首相官邸の「専権事項」となった審議委員人事
日銀の審議委員は明確な「枠」はないものの、実質的に「学者(大学教授、エコノミスト)」「大手企業役員」「金融機関」から選ばれることが多かった。要するに、大企業やメガバンクのトップ、準トップ級の経験者、著名学者など、それなりの「権威」ある人物を選ぶのが不文律だった。桜井氏はほぼ無名で、どれにもあてはまらない。また、審議委員の選任にあたっては、日銀当局が水面下で調整にあたり、財務省も非公式に案を出していた時期もあった。特に、多様な意見を踏まえた議論を担保することが暗黙の前提であり、金融緩和に理解のある「ハト派」、金利引下げや緩和に消極的な「タカ派」のバランスを考慮する人事が行われていた。
ところが、大規模な金融緩和策がアベノミクスの金看板となった現在は「審議委員人事は官邸の専権事項」(財務省筋)となった。白井氏の後任選びも首相周辺が進め、「学者や産業界の代表といった枠にはこだわらない。とにかくアベノミクスを応援してくれる人が必要だ」とされていた。
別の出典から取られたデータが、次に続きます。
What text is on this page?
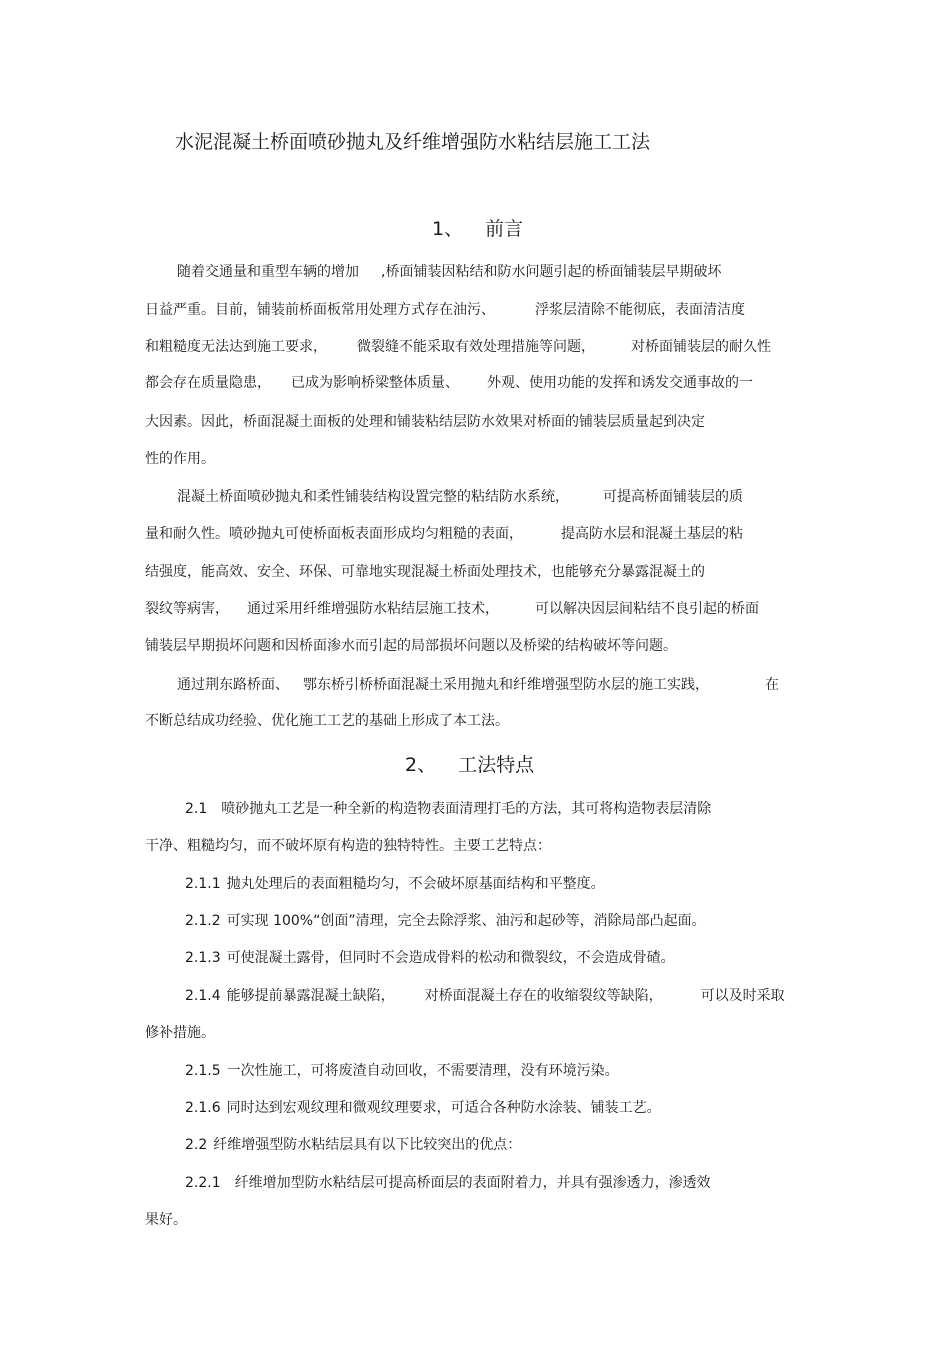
水泥混凝土桥面喷砂抛丸及纤维增强防水粘结层施工工法
1、 前言
随着交通量和重型车辆的增加 ,桥面铺装因粘结和防水问题引起的桥面铺装层早期破坏
日益严重。目前，铺装前桥面板常用处理方式存在油污、	浮浆层清除不能彻底，表面清洁度
和粗糙度无法达到施工要求， 微裂缝不能采取有效处理措施等问题，	对桥面铺装层的耐久性
都会存在质量隐患， 已成为影响桥梁整体质量、 外观、使用功能的发挥和诱发交通事故的一
大因素。因此，桥面混凝土面板的处理和铺装粘结层防水效果对桥面的铺装层质量起到决定
性的作用。
混凝土桥面喷砂抛丸和柔性铺装结构设置完整的粘结防水系统， 可提高桥面铺装层的质
量和耐久性。喷砂抛丸可使桥面板表面形成均匀粗糙的表面，	提高防水层和混凝土基层的粘
结强度，能高效、安全、环保、可靠地实现混凝土桥面处理技术，也能够充分暴露混凝土的
裂纹等病害， 通过采用纤维增强防水粘结层施工技术，	可以解决因层间粘结不良引起的桥面
铺装层早期损坏问题和因桥面渗水而引起的局部损坏问题以及桥梁的结构破坏等问题。
通过荆东路桥面、 鄂东桥引桥桥面混凝土采用抛丸和纤维增强型防水层的施工实践，	在
不断总结成功经验、优化施工工艺的基础上形成了本工法。
2、 工法特点
2.1 喷砂抛丸工艺是一种全新的构造物表面清理打毛的方法，其可将构造物表层清除
干净、粗糙均匀，而不破坏原有构造的独特特性。主要工艺特点：
2.1.1 抛丸处理后的表面粗糙均匀，不会破坏原基面结构和平整度。
2.1.2 可实现 100%“创面”清理，完全去除浮浆、油污和起砂等，消除局部凸起面。
2.1.3 可使混凝土露骨，但同时不会造成骨料的松动和微裂纹，不会造成骨碴。
2.1.4 能够提前暴露混凝土缺陷， 对桥面混凝土存在的收缩裂纹等缺陷，	可以及时采取
修补措施。
2.1.5 一次性施工，可将废渣自动回收，不需要清理，没有环境污染。
2.1.6 同时达到宏观纹理和微观纹理要求，可适合各种防水涂装、铺装工艺。
2.2 纤维增强型防水粘结层具有以下比较突出的优点：
2.2.1 纤维增加型防水粘结层可提高桥面层的表面附着力，并具有强渗透力，渗透效
果好。
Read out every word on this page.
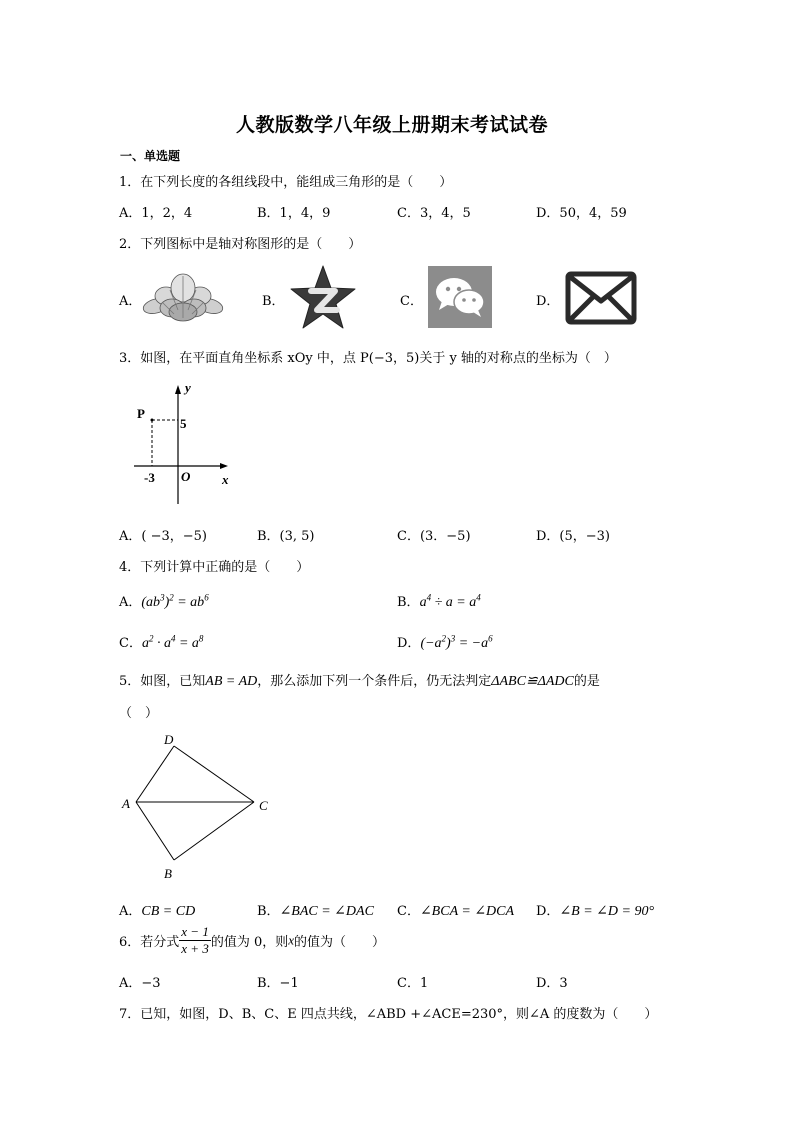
人教版数学八年级上册期末考试试卷
一、单选题
1．在下列长度的各组线段中，能组成三角形的是（　　）
A．1，2，4	B．1，4，9	C．3，4，5	D．50，4，59
2．下列图标中是轴对称图形的是（　　）
A．	B．	C．	D．
3．如图，在平面直角坐标系 xOy 中，点 P(−3，5)关于 y 轴的对称点的坐标为（　）
y
x
O
P
5
-3
A．( −3，−5)	B．(3, 5)	C．(3．−5)	D．(5，−3)
4．下列计算中正确的是（　　）
A．$(ab^3)^2 = ab^6$	B．$a^4 \div a = a^4$
C．$a^2 \cdot a^4 = a^8$	D．$(-a^2)^3 = -a^6$
5．如图，已知AB = AD，那么添加下列一个条件后，仍无法判定ΔABC≌ΔADC的是
（　）
D
A	C
B
A．CB = CD	B．∠BAC = ∠DAC C．∠BCA = ∠DCA D．∠B = ∠D = 90°
6．若分式 $\frac{x - 1}{x + 3}$ 的值为 0，则x的值为（　　）
A．−3	B．−1	C．1	D．3
7．已知，如图，D、B、C、E 四点共线，∠ABD +∠ACE=230°，则∠A 的度数为（　　）
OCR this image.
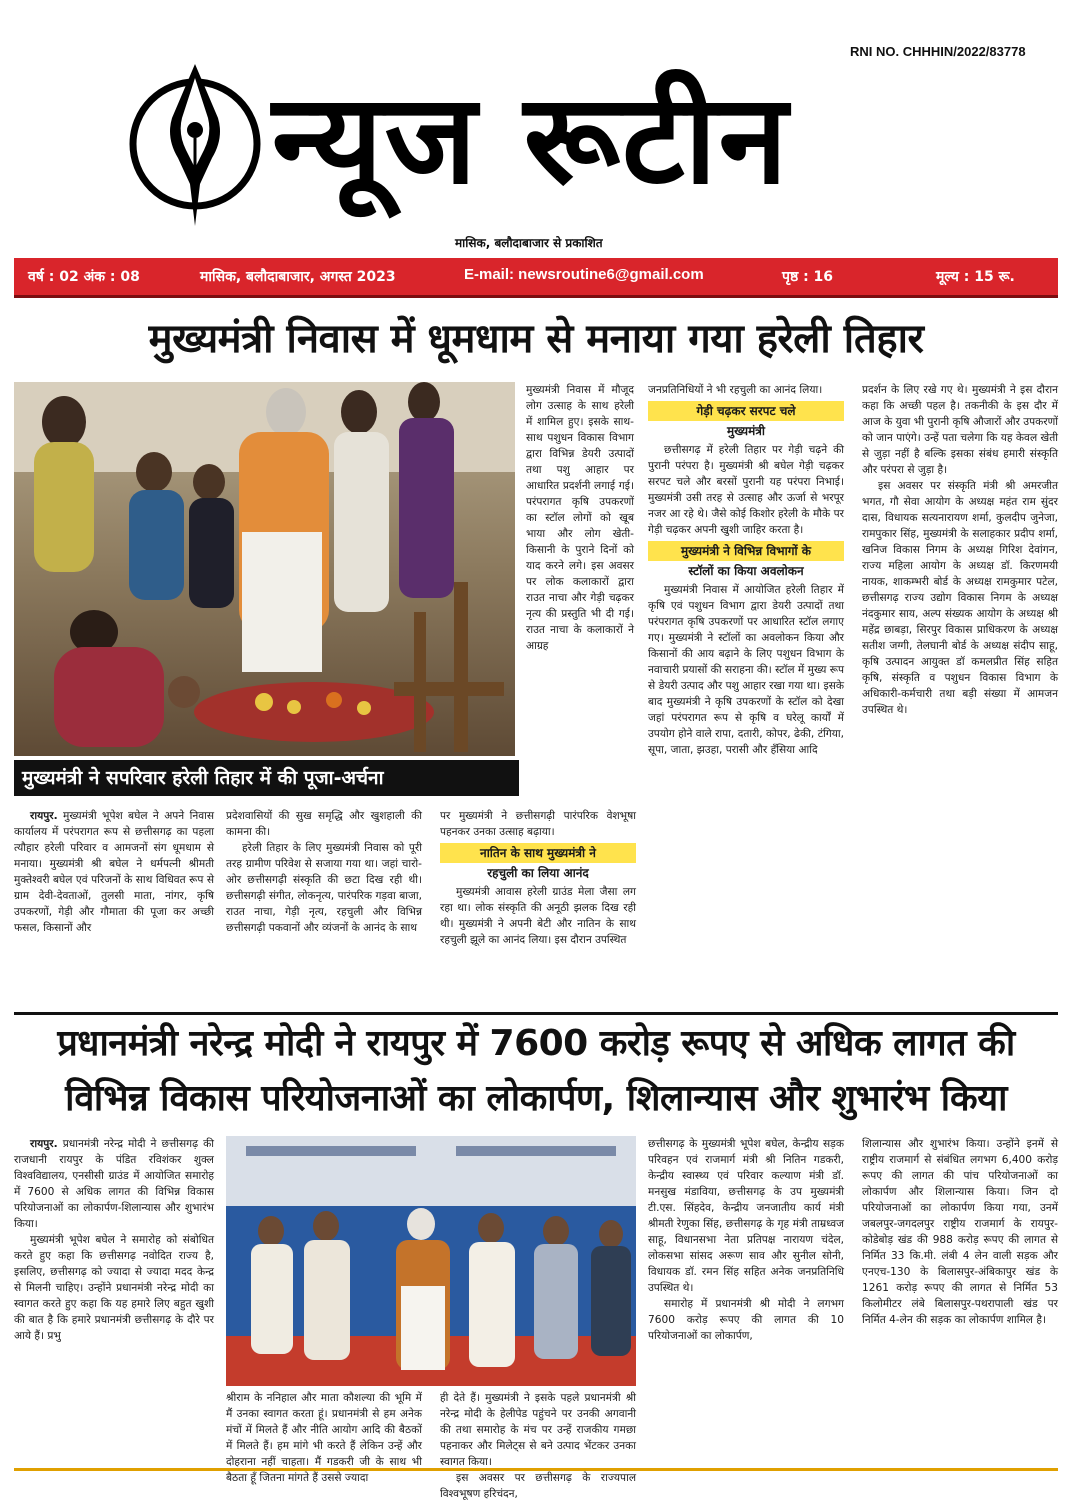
RNI NO. CHHHIN/2022/83778
न्यूज रूटीन
मासिक, बलौदाबाजार से प्रकाशित
वर्ष : 02 अंक : 08	मासिक, बलौदाबाजार, अगस्त 2023	E-mail: newsroutine6@gmail.com	पृष्ठ : 16	मूल्य : 15 रू.
मुख्यमंत्री निवास में धूमधाम से मनाया गया हरेली तिहार
मुख्यमंत्री ने सपरिवार हरेली तिहार में की पूजा-अर्चना

रायपुर. मुख्यमंत्री भूपेश बघेल ने अपने निवास कार्यालय में परंपरागत रूप से छत्तीसगढ़ का पहला त्यौहार हरेली परिवार व आमजनों संग धूमधाम से मनाया। मुख्यमंत्री श्री बघेल ने धर्मपत्नी श्रीमती मुक्तेश्वरी बघेल एवं परिजनों के साथ विधिवत रूप से ग्राम देवी-देवताओं, तुलसी माता, नांगर, कृषि उपकरणों, गेड़ी और गौमाता की पूजा कर अच्छी फसल, किसानों और

प्रदेशवासियों की सुख समृद्धि और खुशहाली की कामना की।

हरेली तिहार के लिए मुख्यमंत्री निवास को पूरी तरह ग्रामीण परिवेश से सजाया गया था। जहां चारो-ओर छत्तीसगढ़ी संस्कृति की छटा दिख रही थी। छत्तीसगढ़ी संगीत, लोकनृत्य, पारंपरिक गड़वा बाजा, राउत नाचा, गेड़ी नृत्य, रहचुली और विभिन्न छत्तीसगढ़ी पकवानों और व्यंजनों के आनंद के साथ

मुख्यमंत्री निवास में मौजूद लोग उत्साह के साथ हरेली में शामिल हुए। इसके साथ-साथ पशुधन विकास विभाग द्वारा विभिन्न डेयरी उत्पादों तथा पशु आहार पर आधारित प्रदर्शनी लगाई गई। परंपरागत कृषि उपकरणों का स्टॉल लोगों को खूब भाया और लोग खेती-किसानी के पुराने दिनों को याद करने लगे। इस अवसर पर लोक कलाकारों द्वारा राउत नाचा और गेड़ी चढ़कर नृत्य की प्रस्तुति भी दी गई। राउत नाचा के कलाकारों ने आग्रह

पर मुख्यमंत्री ने छत्तीसगढ़ी पारंपरिक वेशभूषा पहनकर उनका उत्साह बढ़ाया।

नातिन के साथ मुख्यमंत्री ने
रहचुली का लिया आनंद

मुख्यमंत्री आवास हरेली ग्राउंड मेला जैसा लग रहा था। लोक संस्कृति की अनूठी झलक दिख रही थी। मुख्यमंत्री ने अपनी बेटी और नातिन के साथ रहचुली झूले का आनंद लिया। इस दौरान उपस्थित

जनप्रतिनिधियों ने भी रहचुली का आनंद लिया।

गेड़ी चढ़कर सरपट चले
मुख्यमंत्री

छत्तीसगढ़ में हरेली तिहार पर गेड़ी चढ़ने की पुरानी परंपरा है। मुख्यमंत्री श्री बघेल गेड़ी चढ़कर सरपट चले और बरसों पुरानी यह परंपरा निभाई। मुख्यमंत्री उसी तरह से उत्साह और ऊर्जा से भरपूर नजर आ रहे थे। जैसे कोई किशोर हरेली के मौके पर गेड़ी चढ़कर अपनी खुशी जाहिर करता है।

मुख्यमंत्री ने विभिन्न विभागों के
स्टॉलों का किया अवलोकन

मुख्यमंत्री निवास में आयोजित हरेली तिहार में कृषि एवं पशुधन विभाग द्वारा डेयरी उत्पादों तथा परंपरागत कृषि उपकरणों पर आधारित स्टॉल लगाए गए। मुख्यमंत्री ने स्टॉलों का अवलोकन किया और किसानों की आय बढ़ाने के लिए पशुधन विभाग के नवाचारी प्रयासों की सराहना की। स्टॉल में मुख्य रूप से डेयरी उत्पाद और पशु आहार रखा गया था। इसके बाद मुख्यमंत्री ने कृषि उपकरणों के स्टॉल को देखा जहां परंपरागत रूप से कृषि व घरेलू कार्यों में उपयोग होने वाले रापा, दतारी, कोपर, ढेकी, टंगिया, सूपा, जाता, झउहा, परासी और हँसिया आदि

प्रदर्शन के लिए रखे गए थे। मुख्यमंत्री ने इस दौरान कहा कि अच्छी पहल है। तकनीकी के इस दौर में आज के युवा भी पुरानी कृषि औजारों और उपकरणों को जान पाएंगे। उन्हें पता चलेगा कि यह केवल खेती से जुड़ा नहीं है बल्कि इसका संबंध हमारी संस्कृति और परंपरा से जुड़ा है।

इस अवसर पर संस्कृति मंत्री श्री अमरजीत भगत, गौ सेवा आयोग के अध्यक्ष महंत राम सुंदर दास, विधायक सत्यनारायण शर्मा, कुलदीप जुनेजा, रामपुकार सिंह, मुख्यमंत्री के सलाहकार प्रदीप शर्मा, खनिज विकास निगम के अध्यक्ष गिरिश देवांगन, राज्य महिला आयोग के अध्यक्ष डॉ. किरणमयी नायक, शाकम्भरी बोर्ड के अध्यक्ष रामकुमार पटेल, छत्तीसगढ़ राज्य उद्योग विकास निगम के अध्यक्ष नंदकुमार साय, अल्प संख्यक आयोग के अध्यक्ष श्री महेंद्र छाबड़ा, सिरपुर विकास प्राधिकरण के अध्यक्ष सतीश जग्गी, तेलघानी बोर्ड के अध्यक्ष संदीप साहू, कृषि उत्पादन आयुक्त डॉ कमलप्रीत सिंह सहित कृषि, संस्कृति व पशुधन विकास विभाग के अधिकारी-कर्मचारी तथा बड़ी संख्या में आमजन उपस्थित थे।

प्रधानमंत्री नरेन्द्र मोदी ने रायपुर में 7600 करोड़ रूपए से अधिक लागत की
विभिन्न विकास परियोजनाओं का लोकार्पण, शिलान्यास और शुभारंभ किया

रायपुर. प्रधानमंत्री नरेन्द्र मोदी ने छत्तीसगढ़ की राजधानी रायपुर के पंडित रविशंकर शुक्ल विश्वविद्यालय, एनसीसी ग्राउंड में आयोजित समारोह में 7600 से अधिक लागत की विभिन्न विकास परियोजनाओं का लोकार्पण-शिलान्यास और शुभारंभ किया।

मुख्यमंत्री भूपेश बघेल ने समारोह को संबोधित करते हुए कहा कि छत्तीसगढ़ नवोदित राज्य है, इसलिए, छत्तीसगढ़ को ज्यादा से ज्यादा मदद केन्द्र से मिलनी चाहिए। उन्होंने प्रधानमंत्री नरेन्द्र मोदी का स्वागत करते हुए कहा कि यह हमारे लिए बहुत खुशी की बात है कि हमारे प्रधानमंत्री छत्तीसगढ़ के दौरे पर आये हैं। प्रभु

श्रीराम के ननिहाल और माता कौशल्या की भूमि में मैं उनका स्वागत करता हूं। प्रधानमंत्री से हम अनेक मंचों में मिलते हैं और नीति आयोग आदि की बैठकों में मिलते हैं। हम मांगे भी करते हैं लेकिन उन्हें और दोहराना नहीं चाहता। मैं गडकरी जी के साथ भी बैठता हूँ जितना मांगते हैं उससे ज्यादा

ही देते हैं। मुख्यमंत्री ने इसके पहले प्रधानमंत्री श्री नरेन्द्र मोदी के हेलीपेड पहुंचने पर उनकी अगवानी की तथा समारोह के मंच पर उन्हें राजकीय गमछा पहनाकर और मिलेट्स से बने उत्पाद भेंटकर उनका स्वागत किया।

इस अवसर पर छत्तीसगढ़ के राज्यपाल विश्वभूषण हरिचंदन,

छत्तीसगढ़ के मुख्यमंत्री भूपेश बघेल, केन्द्रीय सड़क परिवहन एवं राजमार्ग मंत्री श्री नितिन गडकरी, केन्द्रीय स्वास्थ्य एवं परिवार कल्याण मंत्री डॉ. मनसुख मंडाविया, छत्तीसगढ़ के उप मुख्यमंत्री टी.एस. सिंहदेव, केन्द्रीय जनजातीय कार्य मंत्री श्रीमती रेणुका सिंह, छत्तीसगढ़ के गृह मंत्री ताम्रध्वज साहू, विधानसभा नेता प्रतिपक्ष नारायण चंदेल, लोकसभा सांसद अरूण साव और सुनील सोनी, विधायक डॉ. रमन सिंह सहित अनेक जनप्रतिनिधि उपस्थित थे।

समारोह में प्रधानमंत्री श्री मोदी ने लगभग 7600 करोड़ रूपए की लागत की 10 परियोजनाओं का लोकार्पण,

शिलान्यास और शुभारंभ किया। उन्होंने इनमें से राष्ट्रीय राजमार्ग से संबंधित लगभग 6,400 करोड़ रूपए की लागत की पांच परियोजनाओं का लोकार्पण और शिलान्यास किया। जिन दो परियोजनाओं का लोकार्पण किया गया, उनमें जबलपुर-जगदलपुर राष्ट्रीय राजमार्ग के रायपुर-कोडेबोड़ खंड की 988 करोड़ रूपए की लागत से निर्मित 33 कि.मी. लंबी 4 लेन वाली सड़क और एनएच-130 के बिलासपुर-अंबिकापुर खंड के 1261 करोड़ रूपए की लागत से निर्मित 53 किलोमीटर लंबे बिलासपुर-पथरापाली खंड पर निर्मित 4-लेन की सड़क का लोकार्पण शामिल है।
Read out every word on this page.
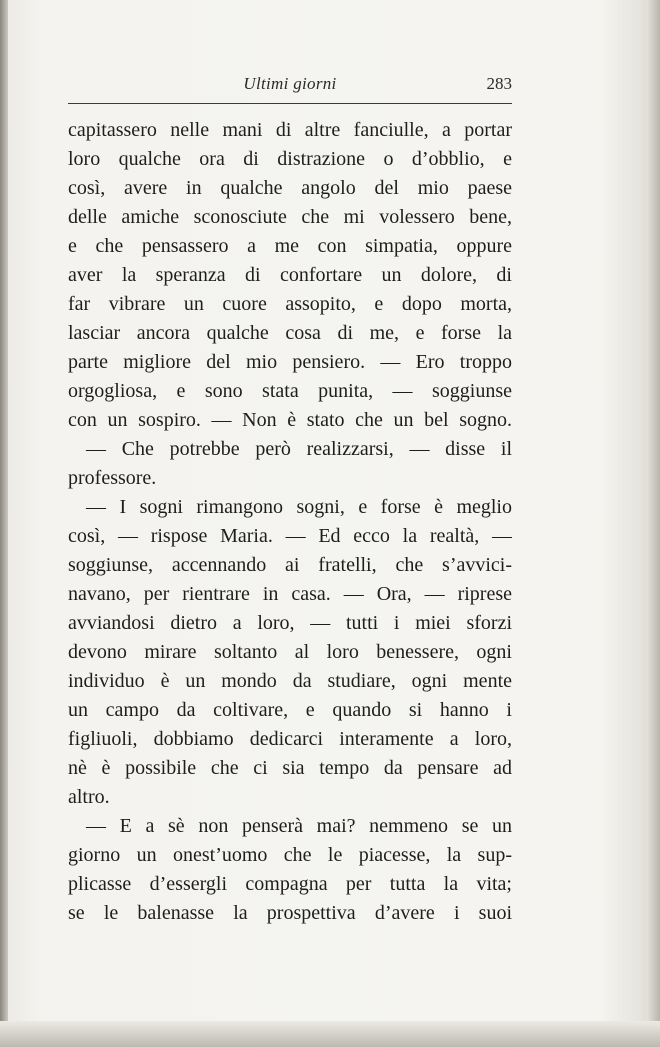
Ultimi giorni	283
capitassero nelle mani di altre fanciulle, a portar
loro qualche ora di distrazione o d’obblio, e
così, avere in qualche angolo del mio paese
delle amiche sconosciute che mi volessero bene,
e che pensassero a me con simpatia, oppure
aver la speranza di confortare un dolore, di
far vibrare un cuore assopito, e dopo morta,
lasciar ancora qualche cosa di me, e forse la
parte migliore del mio pensiero. — Ero troppo
orgogliosa, e sono stata punita, — soggiunse
con un sospiro. — Non è stato che un bel sogno.
— Che potrebbe però realizzarsi, — disse il
professore.
— I sogni rimangono sogni, e forse è meglio
così, — rispose Maria. — Ed ecco la realtà, —
soggiunse, accennando ai fratelli, che s’avvici-
navano, per rientrare in casa. — Ora, — riprese
avviandosi dietro a loro, — tutti i miei sforzi
devono mirare soltanto al loro benessere, ogni
individuo è un mondo da studiare, ogni mente
un campo da coltivare, e quando si hanno i
figliuoli, dobbiamo dedicarci interamente a loro,
nè è possibile che ci sia tempo da pensare ad
altro.
— E a sè non penserà mai? nemmeno se un
giorno un onest’uomo che le piacesse, la sup-
plicasse d’essergli compagna per tutta la vita;
se le balenasse la prospettiva d’avere i suoi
官邸が今回の人事にこだわったのは、総裁、副総裁、審議委員の計9人で構成する日銀政策委員会の微妙な力関係がある。2014年10月に決定した追加金融緩和策は、賛成5人、反対4人で二つに割れ、今年2月のマイナス金利政策導入も、同様に賛成5人、反対4人の薄氷の決定だった。黒田総裁の政策運営は綱渡り状態なのだ。
官邸側は2015年、名うてのリフレ派、原田泰氏を審議委員に送り込むなど、大規模緩和策に消極的な委員を積極派に入れ替えてきた。マイナス金利政策に反対票を投じた白井氏が桜井氏に交代することで、また黒田総裁への支持票が増え、政策運営は安定するとみられる。